To add a new converter from PyTorch to MHLO, please refer to "How To Add a New Torch Operator"

Runtime(RAL, Runtime Abstraction Layer)

The runtime of BladeDISC compiler, more details

Some Noteworthy Details

Relations Between aten::Tensor and MHLO Tensor

An aten::Tensor is a memory buffer with shapes that can be viewed and modified in place. However, MHLO Tensor is immutable. Any operations on MHLO Tensors will create new MHLO Tensors. The memory buffer does not exist in the IR until the phrase lowers IR to LMHLO.

To enlarge the supported region in TorchScript graph, TorchBlade tries to eliminate memory-write operations as much as possible and only clusters those graph nodes that will not cause data hazards.

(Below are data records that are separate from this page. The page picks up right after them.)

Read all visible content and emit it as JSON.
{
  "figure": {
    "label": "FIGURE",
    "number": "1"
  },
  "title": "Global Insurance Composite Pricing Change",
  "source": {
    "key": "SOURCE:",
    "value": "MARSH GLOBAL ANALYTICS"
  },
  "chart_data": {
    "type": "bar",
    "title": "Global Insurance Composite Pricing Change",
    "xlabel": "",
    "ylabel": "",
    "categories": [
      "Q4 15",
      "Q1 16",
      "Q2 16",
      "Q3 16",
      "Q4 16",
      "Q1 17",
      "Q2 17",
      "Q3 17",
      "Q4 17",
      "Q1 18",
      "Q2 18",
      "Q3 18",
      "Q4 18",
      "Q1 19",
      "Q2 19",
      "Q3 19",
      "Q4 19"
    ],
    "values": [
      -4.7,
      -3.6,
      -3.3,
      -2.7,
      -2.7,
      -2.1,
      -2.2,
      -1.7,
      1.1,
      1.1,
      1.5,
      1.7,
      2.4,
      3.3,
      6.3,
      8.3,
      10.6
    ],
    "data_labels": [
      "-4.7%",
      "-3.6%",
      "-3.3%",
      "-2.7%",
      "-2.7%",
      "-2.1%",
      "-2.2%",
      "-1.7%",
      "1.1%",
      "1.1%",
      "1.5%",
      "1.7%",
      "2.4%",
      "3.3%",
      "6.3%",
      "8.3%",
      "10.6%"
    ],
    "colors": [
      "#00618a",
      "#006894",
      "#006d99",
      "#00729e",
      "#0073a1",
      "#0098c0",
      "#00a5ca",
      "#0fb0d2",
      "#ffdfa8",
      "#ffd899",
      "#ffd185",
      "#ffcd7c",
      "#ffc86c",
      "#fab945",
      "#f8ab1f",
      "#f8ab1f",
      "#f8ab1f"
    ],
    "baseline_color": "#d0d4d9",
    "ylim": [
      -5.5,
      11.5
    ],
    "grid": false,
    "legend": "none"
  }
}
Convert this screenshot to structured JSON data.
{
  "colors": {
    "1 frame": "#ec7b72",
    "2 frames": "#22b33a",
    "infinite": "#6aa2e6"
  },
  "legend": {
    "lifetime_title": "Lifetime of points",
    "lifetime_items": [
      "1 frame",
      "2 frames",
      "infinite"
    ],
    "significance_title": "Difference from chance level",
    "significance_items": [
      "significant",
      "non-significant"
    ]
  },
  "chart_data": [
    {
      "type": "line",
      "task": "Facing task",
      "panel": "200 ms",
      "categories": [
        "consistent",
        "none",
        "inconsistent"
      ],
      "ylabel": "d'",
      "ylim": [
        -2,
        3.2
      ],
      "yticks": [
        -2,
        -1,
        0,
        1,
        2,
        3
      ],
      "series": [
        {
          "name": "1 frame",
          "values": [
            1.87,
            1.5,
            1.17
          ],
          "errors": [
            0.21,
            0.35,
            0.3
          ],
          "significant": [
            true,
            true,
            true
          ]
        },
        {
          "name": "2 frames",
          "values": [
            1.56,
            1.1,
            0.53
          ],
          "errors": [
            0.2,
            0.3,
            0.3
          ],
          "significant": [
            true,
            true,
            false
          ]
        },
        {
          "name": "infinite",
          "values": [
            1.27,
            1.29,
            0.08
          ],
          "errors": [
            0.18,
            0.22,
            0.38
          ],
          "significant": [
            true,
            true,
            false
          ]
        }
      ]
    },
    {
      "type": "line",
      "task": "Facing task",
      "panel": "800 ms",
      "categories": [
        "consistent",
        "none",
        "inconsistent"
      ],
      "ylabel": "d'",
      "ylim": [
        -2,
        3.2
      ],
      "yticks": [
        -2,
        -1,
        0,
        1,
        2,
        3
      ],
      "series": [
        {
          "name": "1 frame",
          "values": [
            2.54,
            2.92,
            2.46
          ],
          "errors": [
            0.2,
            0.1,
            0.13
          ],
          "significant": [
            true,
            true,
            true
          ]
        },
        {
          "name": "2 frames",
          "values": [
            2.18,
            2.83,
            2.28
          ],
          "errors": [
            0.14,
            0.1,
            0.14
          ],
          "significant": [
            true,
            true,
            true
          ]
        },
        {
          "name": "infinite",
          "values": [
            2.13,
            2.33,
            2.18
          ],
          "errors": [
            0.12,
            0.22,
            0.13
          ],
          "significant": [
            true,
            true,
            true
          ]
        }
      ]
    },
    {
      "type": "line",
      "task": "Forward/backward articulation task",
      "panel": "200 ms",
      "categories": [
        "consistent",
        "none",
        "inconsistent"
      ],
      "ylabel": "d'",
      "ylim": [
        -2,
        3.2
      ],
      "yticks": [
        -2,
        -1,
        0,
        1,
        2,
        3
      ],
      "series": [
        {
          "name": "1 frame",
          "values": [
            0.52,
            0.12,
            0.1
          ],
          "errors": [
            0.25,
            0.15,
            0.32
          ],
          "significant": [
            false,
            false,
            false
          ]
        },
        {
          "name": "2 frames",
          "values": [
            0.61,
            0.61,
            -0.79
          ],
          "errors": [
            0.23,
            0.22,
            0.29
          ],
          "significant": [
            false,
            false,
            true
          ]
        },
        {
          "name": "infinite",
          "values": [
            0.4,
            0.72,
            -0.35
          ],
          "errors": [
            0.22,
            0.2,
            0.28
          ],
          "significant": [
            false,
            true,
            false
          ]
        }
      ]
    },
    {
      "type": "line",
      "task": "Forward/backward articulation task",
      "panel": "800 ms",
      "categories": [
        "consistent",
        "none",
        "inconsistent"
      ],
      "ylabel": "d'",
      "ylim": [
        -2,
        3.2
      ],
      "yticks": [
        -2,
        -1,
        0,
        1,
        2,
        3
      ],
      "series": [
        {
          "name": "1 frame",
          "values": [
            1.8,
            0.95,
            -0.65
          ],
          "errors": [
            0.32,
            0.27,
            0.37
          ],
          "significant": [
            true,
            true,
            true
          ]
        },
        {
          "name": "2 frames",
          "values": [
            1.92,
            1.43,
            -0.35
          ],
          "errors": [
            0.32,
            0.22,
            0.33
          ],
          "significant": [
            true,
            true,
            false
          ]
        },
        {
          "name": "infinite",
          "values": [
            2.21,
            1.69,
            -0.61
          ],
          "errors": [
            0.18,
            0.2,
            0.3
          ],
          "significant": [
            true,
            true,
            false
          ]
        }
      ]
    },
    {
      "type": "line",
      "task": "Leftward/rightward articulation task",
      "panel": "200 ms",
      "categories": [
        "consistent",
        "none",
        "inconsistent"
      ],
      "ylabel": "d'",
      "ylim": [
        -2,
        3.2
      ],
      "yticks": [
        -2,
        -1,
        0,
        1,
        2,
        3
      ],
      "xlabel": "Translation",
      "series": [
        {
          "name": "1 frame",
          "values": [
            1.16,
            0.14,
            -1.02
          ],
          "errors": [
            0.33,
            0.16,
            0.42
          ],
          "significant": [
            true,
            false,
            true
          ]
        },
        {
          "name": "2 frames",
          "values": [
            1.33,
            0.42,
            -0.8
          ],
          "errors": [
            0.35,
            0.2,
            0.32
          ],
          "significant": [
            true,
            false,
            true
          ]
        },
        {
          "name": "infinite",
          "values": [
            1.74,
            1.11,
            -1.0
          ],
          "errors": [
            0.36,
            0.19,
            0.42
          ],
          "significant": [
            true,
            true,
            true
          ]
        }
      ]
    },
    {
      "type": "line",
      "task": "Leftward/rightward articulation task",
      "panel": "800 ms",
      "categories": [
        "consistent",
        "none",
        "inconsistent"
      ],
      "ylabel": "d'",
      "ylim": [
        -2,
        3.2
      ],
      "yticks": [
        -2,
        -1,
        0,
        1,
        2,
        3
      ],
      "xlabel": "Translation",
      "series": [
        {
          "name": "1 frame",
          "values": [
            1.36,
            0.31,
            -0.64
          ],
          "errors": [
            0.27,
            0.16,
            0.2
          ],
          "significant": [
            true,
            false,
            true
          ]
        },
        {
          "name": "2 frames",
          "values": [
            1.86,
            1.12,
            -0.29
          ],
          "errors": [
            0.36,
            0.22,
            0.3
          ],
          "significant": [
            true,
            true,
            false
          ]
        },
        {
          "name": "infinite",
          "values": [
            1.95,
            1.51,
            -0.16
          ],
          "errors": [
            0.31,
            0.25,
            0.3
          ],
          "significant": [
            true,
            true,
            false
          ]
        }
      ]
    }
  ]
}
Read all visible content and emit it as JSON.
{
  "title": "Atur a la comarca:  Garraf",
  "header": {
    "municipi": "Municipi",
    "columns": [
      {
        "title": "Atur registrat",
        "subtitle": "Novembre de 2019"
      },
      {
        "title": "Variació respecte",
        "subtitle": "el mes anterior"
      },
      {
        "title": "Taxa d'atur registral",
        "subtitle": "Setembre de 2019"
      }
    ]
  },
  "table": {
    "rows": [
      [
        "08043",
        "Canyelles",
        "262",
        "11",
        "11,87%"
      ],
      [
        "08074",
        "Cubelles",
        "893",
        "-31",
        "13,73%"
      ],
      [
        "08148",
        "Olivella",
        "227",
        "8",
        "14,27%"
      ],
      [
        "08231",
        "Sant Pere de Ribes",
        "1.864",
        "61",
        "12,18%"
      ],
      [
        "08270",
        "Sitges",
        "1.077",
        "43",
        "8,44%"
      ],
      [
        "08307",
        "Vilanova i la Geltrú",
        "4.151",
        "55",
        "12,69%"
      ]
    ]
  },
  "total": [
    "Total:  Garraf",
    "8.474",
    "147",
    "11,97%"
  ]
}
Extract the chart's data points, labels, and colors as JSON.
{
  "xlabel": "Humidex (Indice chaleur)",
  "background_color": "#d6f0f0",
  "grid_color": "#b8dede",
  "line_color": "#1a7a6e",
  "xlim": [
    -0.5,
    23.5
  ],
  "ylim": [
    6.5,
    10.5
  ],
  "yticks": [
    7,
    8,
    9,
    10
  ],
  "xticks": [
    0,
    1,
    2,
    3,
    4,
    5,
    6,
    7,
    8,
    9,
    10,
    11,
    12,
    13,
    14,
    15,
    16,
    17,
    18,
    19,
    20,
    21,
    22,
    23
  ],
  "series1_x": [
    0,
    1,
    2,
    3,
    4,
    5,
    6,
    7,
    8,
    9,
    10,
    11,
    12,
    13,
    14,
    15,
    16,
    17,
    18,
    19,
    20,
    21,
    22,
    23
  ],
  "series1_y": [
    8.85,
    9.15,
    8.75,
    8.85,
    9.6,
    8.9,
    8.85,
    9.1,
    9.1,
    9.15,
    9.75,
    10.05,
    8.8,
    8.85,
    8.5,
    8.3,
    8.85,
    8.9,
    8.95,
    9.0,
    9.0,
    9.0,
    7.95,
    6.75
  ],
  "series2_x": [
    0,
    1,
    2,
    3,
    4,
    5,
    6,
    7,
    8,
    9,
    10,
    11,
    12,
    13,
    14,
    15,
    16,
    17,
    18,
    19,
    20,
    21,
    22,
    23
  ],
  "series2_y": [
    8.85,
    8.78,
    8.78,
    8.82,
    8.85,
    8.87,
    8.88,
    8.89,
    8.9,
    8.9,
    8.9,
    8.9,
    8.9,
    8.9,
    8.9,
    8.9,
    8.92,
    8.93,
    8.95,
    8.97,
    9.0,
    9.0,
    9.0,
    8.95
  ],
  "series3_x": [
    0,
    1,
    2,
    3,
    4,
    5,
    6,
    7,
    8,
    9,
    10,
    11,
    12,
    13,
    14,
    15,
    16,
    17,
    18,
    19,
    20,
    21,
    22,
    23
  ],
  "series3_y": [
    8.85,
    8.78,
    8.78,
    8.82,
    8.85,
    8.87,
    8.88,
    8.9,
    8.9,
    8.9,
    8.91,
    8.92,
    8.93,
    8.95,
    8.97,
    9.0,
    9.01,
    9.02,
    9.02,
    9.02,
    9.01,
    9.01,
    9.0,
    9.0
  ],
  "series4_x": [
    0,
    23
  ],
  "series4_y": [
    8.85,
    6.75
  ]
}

Relations Between Scalar and 0-Rank Tensor

  • A torch aten::Tensor can be viewed, reshaped, sliced, and modified. But a torch Scalar can't
  • A 0-rank Tensor in MHLO is equivalent to a Scalar, and they can be converted to each other. Scalar is preferred in TorchBlade, because it's semantic is more precise. And Scalars would be converted 0-rank Tensors if need
  • In TorchBlade, torch Scalar was converted to mlir standard dialect operator mlir::ConstantOp since Scalar is immutable

How TorchBlade Converts List[Scalar] and List[Tensor]

TorchBlade only converts List of Scalars and Tensors whose elements can be analyzed statically at conversion time for now. Once the elements are known, we will imitate the operations of List at conversion time, so there is no need to preserve List anymore. Otherwise, the List operations will be left unsupported and fall back to PyTorch runtime, so does Dict.